Having a dedicated camera room is new for the team. Previously, camera operators would test out their plans and equipment on the OFF table itself. "That could get tricky if another shot was in progress or another team needed the space, or even if the weather was bad," said lead camera operator Cliff Peaslee.
Most training happened on the job in the context of the experiment, which limited opportunities for trainees to learn alternate or outlier use cases, or to simply test out the equipment without schedule pressures. Camera equipment was stored throughout the building.
The camera operators proposed that they could improve efficiency if key imaging and training activities could happen in parallel with, rather than as part of, other bunker activities.

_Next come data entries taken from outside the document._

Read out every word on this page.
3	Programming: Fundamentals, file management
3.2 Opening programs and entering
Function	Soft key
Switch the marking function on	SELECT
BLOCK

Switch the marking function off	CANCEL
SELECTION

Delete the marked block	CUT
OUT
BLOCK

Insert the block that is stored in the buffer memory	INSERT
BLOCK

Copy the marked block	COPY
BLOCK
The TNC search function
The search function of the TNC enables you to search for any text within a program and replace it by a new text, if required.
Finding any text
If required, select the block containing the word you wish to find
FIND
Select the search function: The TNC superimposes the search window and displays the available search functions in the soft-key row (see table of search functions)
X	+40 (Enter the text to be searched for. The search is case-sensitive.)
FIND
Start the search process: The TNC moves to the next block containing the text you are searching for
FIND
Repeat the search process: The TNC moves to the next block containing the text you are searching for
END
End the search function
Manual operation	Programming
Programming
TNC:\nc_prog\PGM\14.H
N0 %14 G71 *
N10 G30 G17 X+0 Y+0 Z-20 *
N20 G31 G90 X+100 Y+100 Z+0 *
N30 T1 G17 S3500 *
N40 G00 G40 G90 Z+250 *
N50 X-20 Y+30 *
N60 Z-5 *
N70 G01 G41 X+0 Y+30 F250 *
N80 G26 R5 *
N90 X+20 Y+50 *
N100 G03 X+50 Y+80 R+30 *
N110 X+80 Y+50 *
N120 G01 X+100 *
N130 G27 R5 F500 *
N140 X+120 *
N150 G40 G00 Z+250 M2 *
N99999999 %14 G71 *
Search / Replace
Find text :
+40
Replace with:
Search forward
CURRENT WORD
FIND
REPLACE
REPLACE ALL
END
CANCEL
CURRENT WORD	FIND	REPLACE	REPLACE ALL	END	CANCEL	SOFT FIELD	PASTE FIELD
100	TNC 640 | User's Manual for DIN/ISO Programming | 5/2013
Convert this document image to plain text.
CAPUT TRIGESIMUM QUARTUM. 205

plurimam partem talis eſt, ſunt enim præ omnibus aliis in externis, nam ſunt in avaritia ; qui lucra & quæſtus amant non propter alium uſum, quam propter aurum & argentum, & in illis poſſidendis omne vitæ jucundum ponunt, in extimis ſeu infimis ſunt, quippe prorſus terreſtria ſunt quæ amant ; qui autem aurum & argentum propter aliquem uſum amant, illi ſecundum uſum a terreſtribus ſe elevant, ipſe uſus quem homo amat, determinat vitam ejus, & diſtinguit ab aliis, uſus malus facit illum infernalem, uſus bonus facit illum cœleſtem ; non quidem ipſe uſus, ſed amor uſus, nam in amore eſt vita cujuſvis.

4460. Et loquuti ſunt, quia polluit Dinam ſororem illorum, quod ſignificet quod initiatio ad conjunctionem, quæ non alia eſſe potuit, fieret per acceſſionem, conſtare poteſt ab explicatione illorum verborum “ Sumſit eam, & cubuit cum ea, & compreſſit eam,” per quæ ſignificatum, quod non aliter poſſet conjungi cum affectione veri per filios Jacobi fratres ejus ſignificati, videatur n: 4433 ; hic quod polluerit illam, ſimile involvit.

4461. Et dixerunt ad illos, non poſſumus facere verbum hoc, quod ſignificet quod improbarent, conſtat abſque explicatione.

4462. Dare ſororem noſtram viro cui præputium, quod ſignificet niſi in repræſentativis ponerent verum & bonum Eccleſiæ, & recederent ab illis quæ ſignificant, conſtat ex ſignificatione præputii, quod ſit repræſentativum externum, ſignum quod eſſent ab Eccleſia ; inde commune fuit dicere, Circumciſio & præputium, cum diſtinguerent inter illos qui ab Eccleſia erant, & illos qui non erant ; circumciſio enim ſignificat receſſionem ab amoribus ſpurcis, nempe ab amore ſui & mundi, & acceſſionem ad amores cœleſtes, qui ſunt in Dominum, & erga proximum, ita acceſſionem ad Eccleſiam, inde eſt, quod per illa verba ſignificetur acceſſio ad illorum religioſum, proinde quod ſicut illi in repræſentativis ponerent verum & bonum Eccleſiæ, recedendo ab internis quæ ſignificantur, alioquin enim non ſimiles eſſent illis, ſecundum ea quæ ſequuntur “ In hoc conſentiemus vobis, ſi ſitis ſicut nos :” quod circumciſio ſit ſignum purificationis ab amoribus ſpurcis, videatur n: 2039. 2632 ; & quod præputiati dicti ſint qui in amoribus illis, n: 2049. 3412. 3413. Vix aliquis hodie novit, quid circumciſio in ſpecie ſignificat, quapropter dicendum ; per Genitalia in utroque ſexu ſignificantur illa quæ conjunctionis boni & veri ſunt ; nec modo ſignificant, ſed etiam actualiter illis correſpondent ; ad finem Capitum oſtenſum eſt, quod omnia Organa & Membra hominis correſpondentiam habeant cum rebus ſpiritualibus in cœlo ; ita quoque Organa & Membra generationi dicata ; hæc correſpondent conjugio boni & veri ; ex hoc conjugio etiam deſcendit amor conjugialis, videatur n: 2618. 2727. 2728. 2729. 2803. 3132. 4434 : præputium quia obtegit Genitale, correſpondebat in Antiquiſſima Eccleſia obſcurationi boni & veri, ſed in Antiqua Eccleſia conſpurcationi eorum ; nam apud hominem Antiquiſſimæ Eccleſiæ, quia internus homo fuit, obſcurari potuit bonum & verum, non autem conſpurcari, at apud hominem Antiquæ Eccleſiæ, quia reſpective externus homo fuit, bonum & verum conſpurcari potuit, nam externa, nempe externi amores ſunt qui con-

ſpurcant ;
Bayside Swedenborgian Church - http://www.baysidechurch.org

The first order of business was to find space. On their way to the nook that houses the OFF's high-speed cameras, the team would pass through a storage space that held excess legacy equipment and unused items. It was perfect.
With the space chosen, they next had to design the room layout. "We thought carefully about how camera operators actually go about their day," said Jerry Cradick, imaging explosives experiment diagnostic lead. "We wanted everyone to be able to easily get to whatever they needed to do their jobs, and also be able to walk around to team up or do training."
The team settled on a flexible, galley-style design with tables along the walls. They envisioned enough surface area to lay out more than 40 feet of laser-sighted image paths and to test diagnostic configurations and equipment before moving operations up to the OFF table. When the full surface area was not needed, the space could easily be divided into as many as eight individual workstations.
They kept redesign costs low by scouring Site 300 and the Second Time Around store, finding a butcher block top and storage cabinet to create workstations with storage underneath. They also acquired several high-quality, high speed imaging cameras from other programs that no longer had the need for them.
"This type of initiative by our extremely dedicated team to not only identify but also to take ownership of and drive these types of projects is what really moves the needle to have long-term, positive impacts for firing operations and the hydrotest program," said Anthony Regalado, explosives experiment fielding supervisor. "What was once unused and 'dead' space can now be utilized to set up and test new and unique diagnostics configurations and equipment to advance our understanding, training and overall readiness to field experiments, and improve our data quality and quantity."